The Cool abstract syntax is specified in a language called APS. In APS terminology, the various kinds of abstract syntax tree nodes (let, plus, etc.) are called constructors. (Don't confuse this use of the term ``constructor'' with C++/Java constructors; while similar, this is a slightly different meaning taken from functional languages that predates C++.) The form of the AST is described by a set of phyla. Each phylum has one or more constructors.

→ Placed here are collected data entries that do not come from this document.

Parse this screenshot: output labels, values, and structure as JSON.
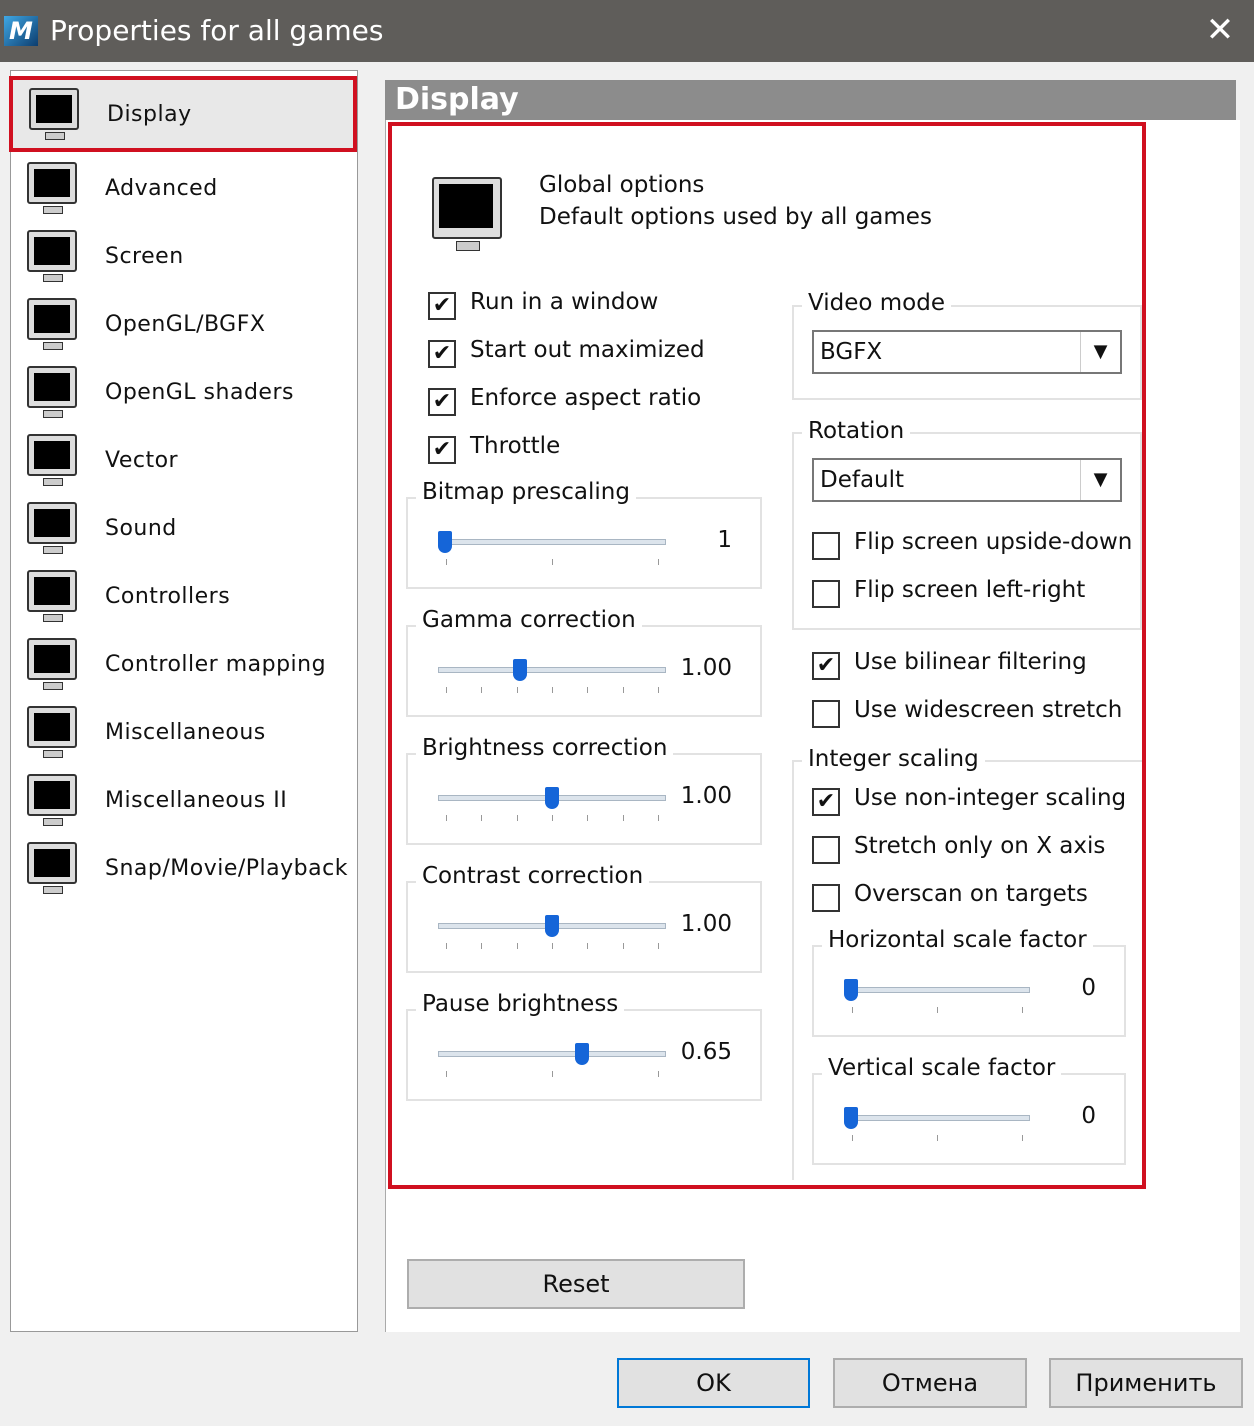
{
  "window": {
    "title": "Properties for all games",
    "app_icon": "mame-logo",
    "close_icon": "close-icon"
  },
  "sidebar": {
    "items": [
      {
        "label": "Display",
        "icon": "monitor-icon",
        "selected": true
      },
      {
        "label": "Advanced",
        "icon": "advanced-icon"
      },
      {
        "label": "Screen",
        "icon": "network-screens-icon"
      },
      {
        "label": "OpenGL/BGFX",
        "icon": "opengl-icon"
      },
      {
        "label": "OpenGL shaders",
        "icon": "shaders-icon"
      },
      {
        "label": "Vector",
        "icon": "vector-icon"
      },
      {
        "label": "Sound",
        "icon": "speaker-icon"
      },
      {
        "label": "Controllers",
        "icon": "keyboard-icon"
      },
      {
        "label": "Controller mapping",
        "icon": "joystick-icon"
      },
      {
        "label": "Miscellaneous",
        "icon": "misc-icon"
      },
      {
        "label": "Miscellaneous II",
        "icon": "notepad-icon"
      },
      {
        "label": "Snap/Movie/Playback",
        "icon": "snapshot-icon"
      }
    ]
  },
  "panel": {
    "title": "Display",
    "header_line1": "Global options",
    "header_line2": "Default options used by all games",
    "checks_left": [
      {
        "label": "Run in a window",
        "checked": true
      },
      {
        "label": "Start out maximized",
        "checked": true
      },
      {
        "label": "Enforce aspect ratio",
        "checked": true
      },
      {
        "label": "Throttle",
        "checked": true
      }
    ],
    "sliders": [
      {
        "label": "Bitmap prescaling",
        "value": "1",
        "fraction": 0
      },
      {
        "label": "Gamma correction",
        "value": "1.00",
        "fraction": 0.35
      },
      {
        "label": "Brightness correction",
        "value": "1.00",
        "fraction": 0.5
      },
      {
        "label": "Contrast correction",
        "value": "1.00",
        "fraction": 0.5
      },
      {
        "label": "Pause brightness",
        "value": "0.65",
        "fraction": 0.64
      }
    ],
    "video_mode": {
      "label": "Video mode",
      "value": "BGFX"
    },
    "rotation": {
      "label": "Rotation",
      "value": "Default"
    },
    "flip": [
      {
        "label": "Flip screen upside-down",
        "checked": false
      },
      {
        "label": "Flip screen left-right",
        "checked": false
      }
    ],
    "filter": [
      {
        "label": "Use bilinear filtering",
        "checked": true
      },
      {
        "label": "Use widescreen stretch",
        "checked": false
      }
    ],
    "integer_scaling": {
      "label": "Integer scaling",
      "checks": [
        {
          "label": "Use non-integer scaling",
          "checked": true
        },
        {
          "label": "Stretch only on X axis",
          "checked": false
        },
        {
          "label": "Overscan on targets",
          "checked": false
        }
      ],
      "sliders": [
        {
          "label": "Horizontal scale factor",
          "value": "0",
          "fraction": 0
        },
        {
          "label": "Vertical scale factor",
          "value": "0",
          "fraction": 0
        }
      ]
    },
    "reset": "Reset"
  },
  "buttons": {
    "ok": "OK",
    "cancel": "Отмена",
    "apply": "Применить"
  }
}
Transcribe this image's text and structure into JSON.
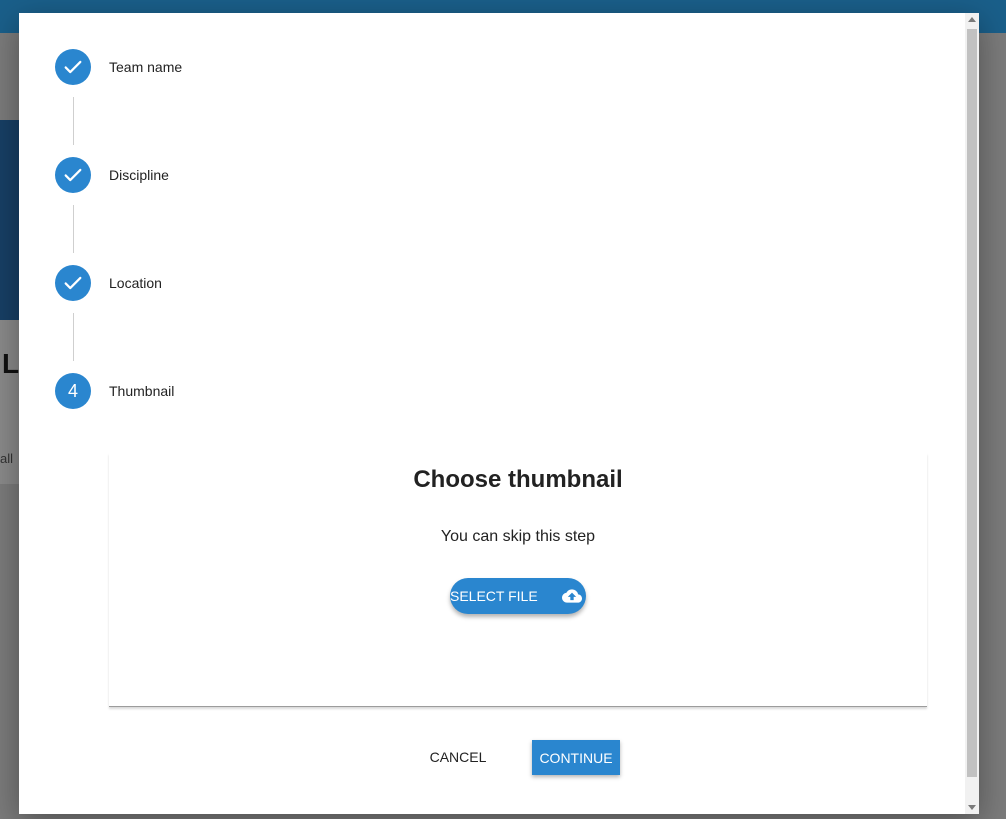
{
  "background": {
    "letter": "L",
    "snippet": "all"
  },
  "stepper": {
    "steps": [
      {
        "label": "Team name",
        "state": "completed",
        "icon": "check-icon"
      },
      {
        "label": "Discipline",
        "state": "completed",
        "icon": "check-icon"
      },
      {
        "label": "Location",
        "state": "completed",
        "icon": "check-icon"
      },
      {
        "label": "Thumbnail",
        "state": "active",
        "number": "4"
      }
    ]
  },
  "content": {
    "title": "Choose thumbnail",
    "subtitle": "You can skip this step",
    "select_file_label": "SELECT FILE",
    "select_file_icon": "cloud-upload-icon"
  },
  "actions": {
    "cancel_label": "CANCEL",
    "continue_label": "CONTINUE"
  },
  "colors": {
    "accent": "#2a86cf",
    "appbar": "#1a5f8a"
  }
}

A phylum is a special kind of type; in APS a phylum is a type that is used to build syntax trees. Other types are simply values used ifor computation. Each constructor (node specification) is associated with a particular phylum. For example, the constructors for expression ASTs are distinguished from the constructors for class ASTs. The phyla are defined at the beginning of Cool.aps:

module COOL[] begin
  ...

  phylum Program;

  phylum Class;
  phylum Classes := SEQUENCE[Class];

  phylum Feature;
  phylum Features := SEQUENCE[Feature];

  phylum Formal;
  phylum Formals := SEQUENCE[Formal];

  phylum Expression;
  phylum Expressions := SEQUENCE[Expression];

  phylum Case;
  phylum Cases := SEQUENCE[Case];

  ...

From the definition it can be seen that there are two distinct kinds of phyla: ``normal'' phyla and sequence phyla. ``Normal'' phyla each have associated constructors; sequence phyla have a fixed set of sequence operations.

Each constructor takes typed arguments and returns a typed result. The types may either be phyla or any ordinary Cool type. In fact, the phyla declarations are themselves compiled into Cool class declarations by an APS compiler. A sample constructor definition is

  constructor class_decl(name : Symbol; parent: Symbol; 
                         features : Features; filename : Symbol) : Class;
This declaration specifies that the class_decl constructor takes four arguments: a Symbol (a type identifier) for the class name, a Symbol (another type identifier) for the parent class, a Features, and a Symbol for the filename in which the class definition occurs. The phylum Features is defined to be a sequence of Feature instances by the declaration
   phylum Features = SEQUENCE[Feature];
See Section 2.2 for a description of the operations defined on AST sequences.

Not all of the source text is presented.